Ativistas usam NFTs para combater censura na China em meio a protestos

Além de xingamentos a Xi Jinping e ao Partido Comunista, manifestantes também ergueram cartazes, gritando frases como “Não quero teste de Covid, quero liberdade!” e “Não quero ditadura, quero democracia!”

Com políticas de confinamento se intensificando na China, protestos estão tomando conta do país comandado por Xi Jinping. Como forma de combater a censura, ativistas estão usando NFTs e outras tecnologias descentralizadas para serem notados.

Segundo informações de jornais como The Wall Street Journal e CNBC, policiais estão invadindo a privacidade de cidadãos chineses a procura de aplicativos banidos no país.

“Residentes de Xangai começaram a reclamar online que a polícia está pegando seus celulares em centros de transporte público para procurar por aplicativos estrangeiros, como Instagram, Twitter e Telegram”, relata uma repórter da CNBC. “O Telegram é um aplicativo de mensagens encriptadas, frequentemente usado por protestantes e ativistas para comunicação.”

Já a CNN aponta que os protestos se espalharam por todo país no último sábado (26) após um incêndio matar dez pessoas na quinta-feira (24).
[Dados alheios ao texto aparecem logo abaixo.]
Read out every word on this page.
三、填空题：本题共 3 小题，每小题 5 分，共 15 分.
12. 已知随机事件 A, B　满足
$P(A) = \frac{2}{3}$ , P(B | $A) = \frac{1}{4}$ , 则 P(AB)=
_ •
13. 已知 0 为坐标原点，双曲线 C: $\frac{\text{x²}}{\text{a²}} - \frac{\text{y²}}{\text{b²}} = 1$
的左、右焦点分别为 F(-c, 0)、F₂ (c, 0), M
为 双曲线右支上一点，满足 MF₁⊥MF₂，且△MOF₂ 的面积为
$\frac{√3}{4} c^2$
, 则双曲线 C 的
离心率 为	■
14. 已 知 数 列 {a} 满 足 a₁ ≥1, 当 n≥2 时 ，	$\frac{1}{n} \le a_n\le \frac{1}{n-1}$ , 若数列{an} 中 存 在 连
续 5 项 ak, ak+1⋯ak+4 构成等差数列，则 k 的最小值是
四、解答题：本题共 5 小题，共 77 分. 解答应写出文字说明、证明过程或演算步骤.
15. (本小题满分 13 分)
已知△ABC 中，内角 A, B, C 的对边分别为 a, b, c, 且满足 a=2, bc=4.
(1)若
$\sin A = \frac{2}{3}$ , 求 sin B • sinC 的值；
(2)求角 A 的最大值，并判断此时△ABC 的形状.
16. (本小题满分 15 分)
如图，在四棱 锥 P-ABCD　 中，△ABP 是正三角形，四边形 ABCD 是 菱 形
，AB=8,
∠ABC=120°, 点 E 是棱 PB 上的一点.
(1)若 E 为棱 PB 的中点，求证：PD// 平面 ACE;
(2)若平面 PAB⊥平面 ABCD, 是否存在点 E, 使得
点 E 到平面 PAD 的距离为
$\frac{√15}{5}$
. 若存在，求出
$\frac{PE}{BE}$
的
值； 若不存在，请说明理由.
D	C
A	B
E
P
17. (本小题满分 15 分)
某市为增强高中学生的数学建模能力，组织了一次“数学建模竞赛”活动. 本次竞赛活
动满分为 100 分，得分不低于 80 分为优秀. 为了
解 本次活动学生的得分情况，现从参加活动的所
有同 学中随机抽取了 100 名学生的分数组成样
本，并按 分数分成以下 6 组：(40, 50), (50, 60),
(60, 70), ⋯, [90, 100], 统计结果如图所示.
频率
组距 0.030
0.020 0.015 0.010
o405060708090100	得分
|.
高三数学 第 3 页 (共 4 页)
Ao que tudo indica, tais vidas poderiam ter sido salvas caso os bombeiros não tivessem sido atrasados pelas medidas de seu próprio governo.

Além de xingamentos a Xi Jinping e ao Partido Comunista, manifestantes também ergueram cartazes, gritando frases como “Não quero teste de Covid, quero liberdade!” e “Não quero ditadura, quero democracia!”

NFTs são usados para combater censura

Conforme a polícia está revistando celulares para localizar aplicativos estrangeiros, alguns ativistas estão buscando soluções descentralizadas para mostrar ao mundo a situação da China.

Intitulada Silent Speech (Discurso Silencioso, em português), uma coleção com 135 NFTs listada na OpenSea mostra fotos de protestos, pichações, mascaras amontoadas e até mesmo publicações realizadas em redes sociais.

Coleção de NFTs mostra situação da China enquanto cidadãos lutam contra política de lockdown contra a Covid-19.

Conforme sites como Twitter, Google, Facebook e YouTube são banidos na China, ativistas também estão usando outras soluções descentralizadas, como IPFS, para hospedar imagens, vídeos e textos.

No Matters, site que utiliza tal tecnologia, é possível encontrar diversos destes artigos, mostrando o andamento dos protestos, dia após dia.

Por fim, vale lembrar que a China já está usando sua moeda digital de banco central (CBDC). Portanto, parece apenas questão de tempo até que chineses que buscam liberdade sejam punidos financeiramente.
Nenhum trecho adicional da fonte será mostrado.